Carlos Martínez García
La religión como show

Devociones auténticas y religiosidad popular aparte, la cuarta visita de Juan Pablo II a nuestro país es la muestra más acabada de cómo la mercadotecnia ha terminado por apropiarse de los espacios que antes parecían cerrados a la lógica de la oferta y la demanda. Por otra parte, quiero subrayar la institución que encabeza Karol Wojtyla no es una víctima de los mercaderes sino un actor que participa conscientemente de la cultura de los mass media y sus patrocinadores.

En el intrincado campo religioso mundial contemporáneo, el obispo de Roma es el principal telepredicador. Ha superado con mucho a los TV evangelistas estadounidenses (Billy Graham, Jimmy Swaggart, Pat Robertson, Jerry Falwell y Jim Bakker, entre otros), quienes fueron pioneros en eso de utilizar radio y televisión para difundir sus mensajes religiosos. Ninguno de los citados alcanzó a convencer a importantes y poderosas empresas para que patrocinaran alguno de sus multitudinarios actos proselitistas.

Los críticos de la llamada Iglesia electrónica (por ejemplo Alfredo Silletta, Multinacionales: religión, sectas e iglesia electrónica de la fe), que señalaban el histrionismo bien estudiado de los electronic preachers y sus técnicas de venta, tienen mucho campo para investigar los financiamientos y beneficios económicos de lo que podríamos denominar la empresa vaticana.

Los que señalan los excesos comercialistas de los patrocinadores oficiales de la visita papal olvidan que si éstos lo hacen es porque alguien les dio la franquicia. Simplemente están explotando los términos del convenio a que llegaron con la Comisión Organizadora de la cuarta estancia de Juan Pablo II en la nación mexicana. Unos y otros son socios, que llegaron a un arreglo en el que cada uno ve por su propio beneficio.

Organismos católicos considerados progresistas, que se destacan en su defensa de los derechos humanos, como el Centro Miguel Agustín Pro, están en lo cierto cuando señalan el ``burdo despliegue propagandístico'' realizado en torno a la visita a México del Papa y dice que es ``similar al que se ha empleado para dar a conocer a futbolistas y cantantes de rock... se ha convertido en un despliegue grosero'' de propaganda que no menciona el motivo más importante de la presencia de Juan Pablo II en estas tierras, y en cambio ``se conforma con destacar espacios superficiales del acontecimiento relacionados con prácticas religiosas que muy poco tienen que ver con la fe cristiana'' (nota de José Antonio Román, Bertha Teresa Ramírez, Triunfo Elizalde y Susana González, La Jornada, 21/1).

Esta es una parte de la verdad, la otra es que los encargados de aprobar desde Roma la forma de financiar la gira del jerarca católico dieron su visto bueno y sus voceros aquí se han dedicado a defender la unión entre la difusión de la fe católica y el patrocinio comercial de conocidas transnacionales.

Una de las máximas de Jesús Reyes Heroles que más ha trascendido es la de que ``en política la forma es fondo''. Me parece que en términos de difusión de los credos religiosos podemos decir lo mismo, también la forma es fondo.

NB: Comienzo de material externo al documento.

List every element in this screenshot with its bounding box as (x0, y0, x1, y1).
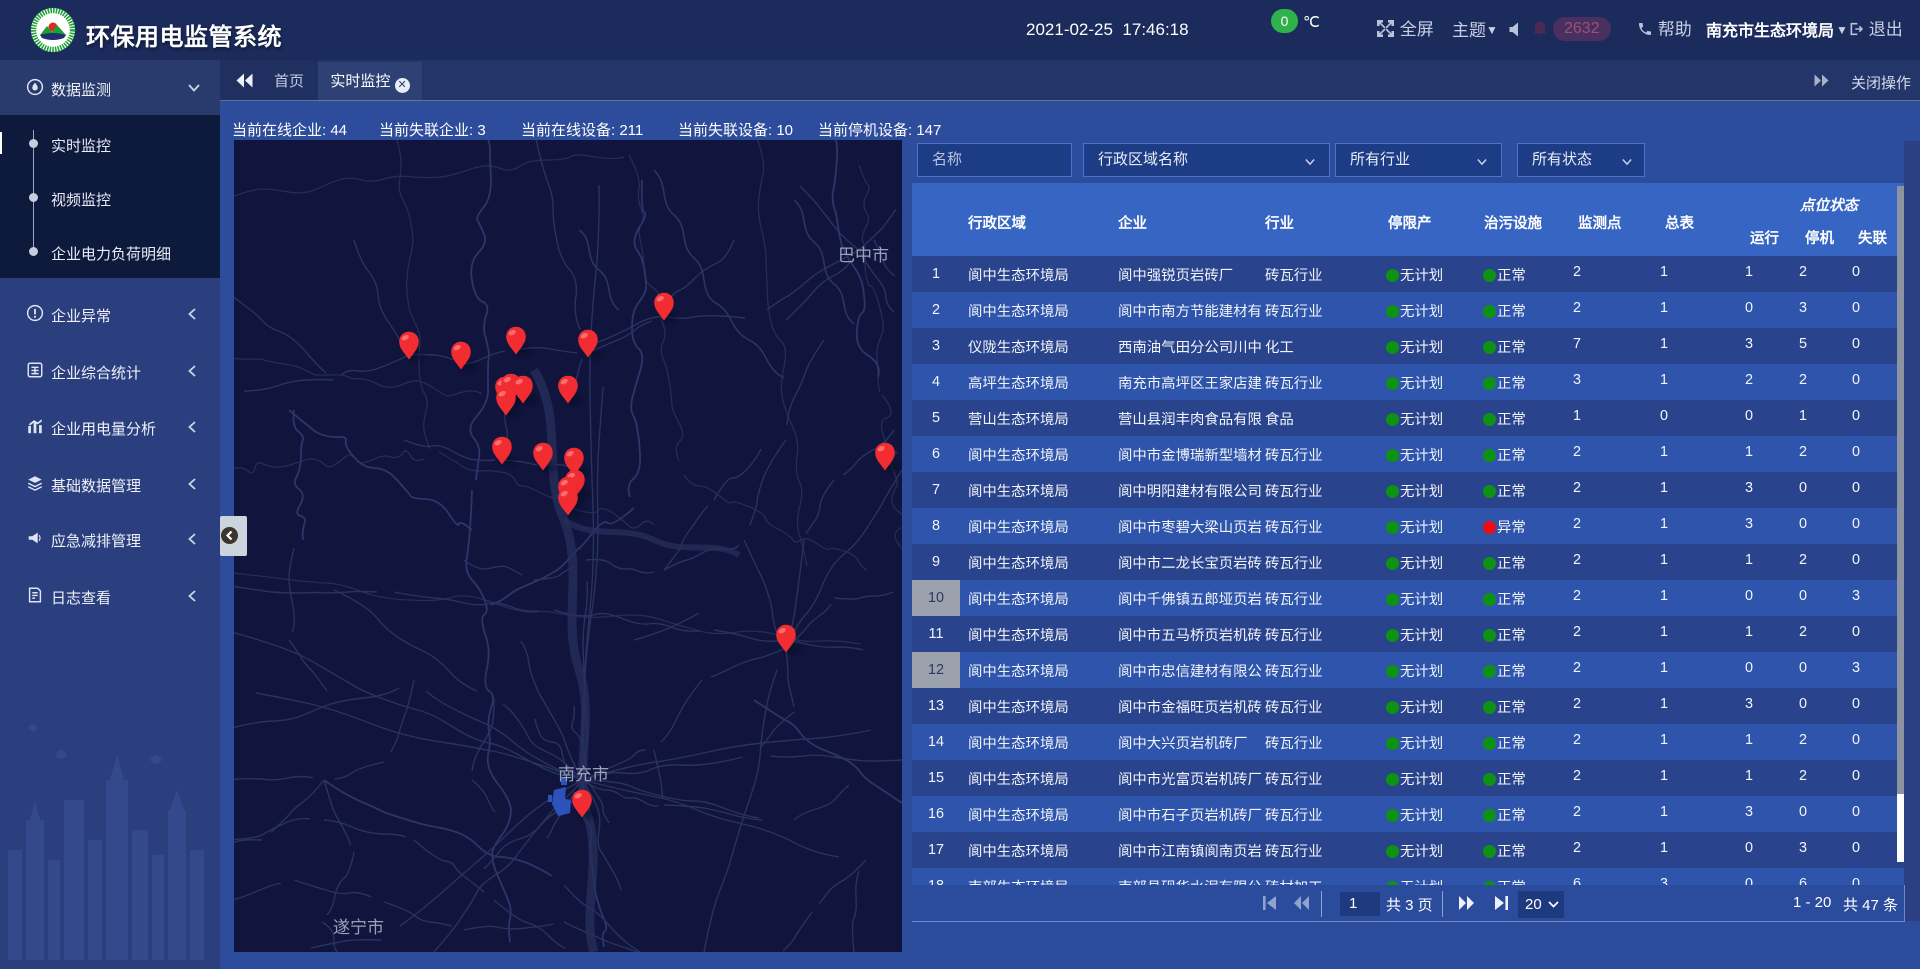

El mensaje no puede desvincularse de la manera y la tribuna desde donde se disemina. Cada medio tiene una lógica que permite la preeminencia de lo que se expone o el dominio del espectáculo sobre la palabra y las ideas. El mejor analista de este fenómeno en la sociedad globalizada es Giovanni Sartori, en su muy celebrado pero poco leído Homo Videns. Con el fin de hacer atractivo a los radioescuchas, televidentes o internautas determinado mensaje, los emisores lo reducen, simplifican y llenan de todo tipo de imágenes, consignas que facilitan su aprehensión en detrimento de una internalización más profunda. Un mensaje transmitido así se diluye al poco tiempo, y hace escasa mella en la conciencia cotidiana de las personas a quienes pretende convencer de que tengan un comportamiento ético determinado.

Esto es verdad, de manera más nítida, cuando lo diseminado en los mass media es un mensaje religioso. Los consumidores del mismo se emocionan en grado sumo, pero esa emoción raramente se transforma en compromiso con las enseñanzas morales del emisor. Es decir, los asistentes al show religioso lo disfrutan, salen reconfortados y con euforia que se contagia. Pero esta cultura del éxtasis falla en hacer de sus participantes actores comprometidos de lo que Juan Pablo II llama la inculturación del Evangelio en la vida de todos los días.

Llama la atención que el discurso del Papa, contra la modernidad y el hedonismo posmoderno, lo haga desde uno de los productos característicos de la cultura que critica: los mass media, que terminan por constreñir a su lógica banalizadora hasta a lo que muchos consideran mensajes sagrados. Y lo hace con el patrocinio de marcas cuyo auge ha sido mayor en el neoliberalismo.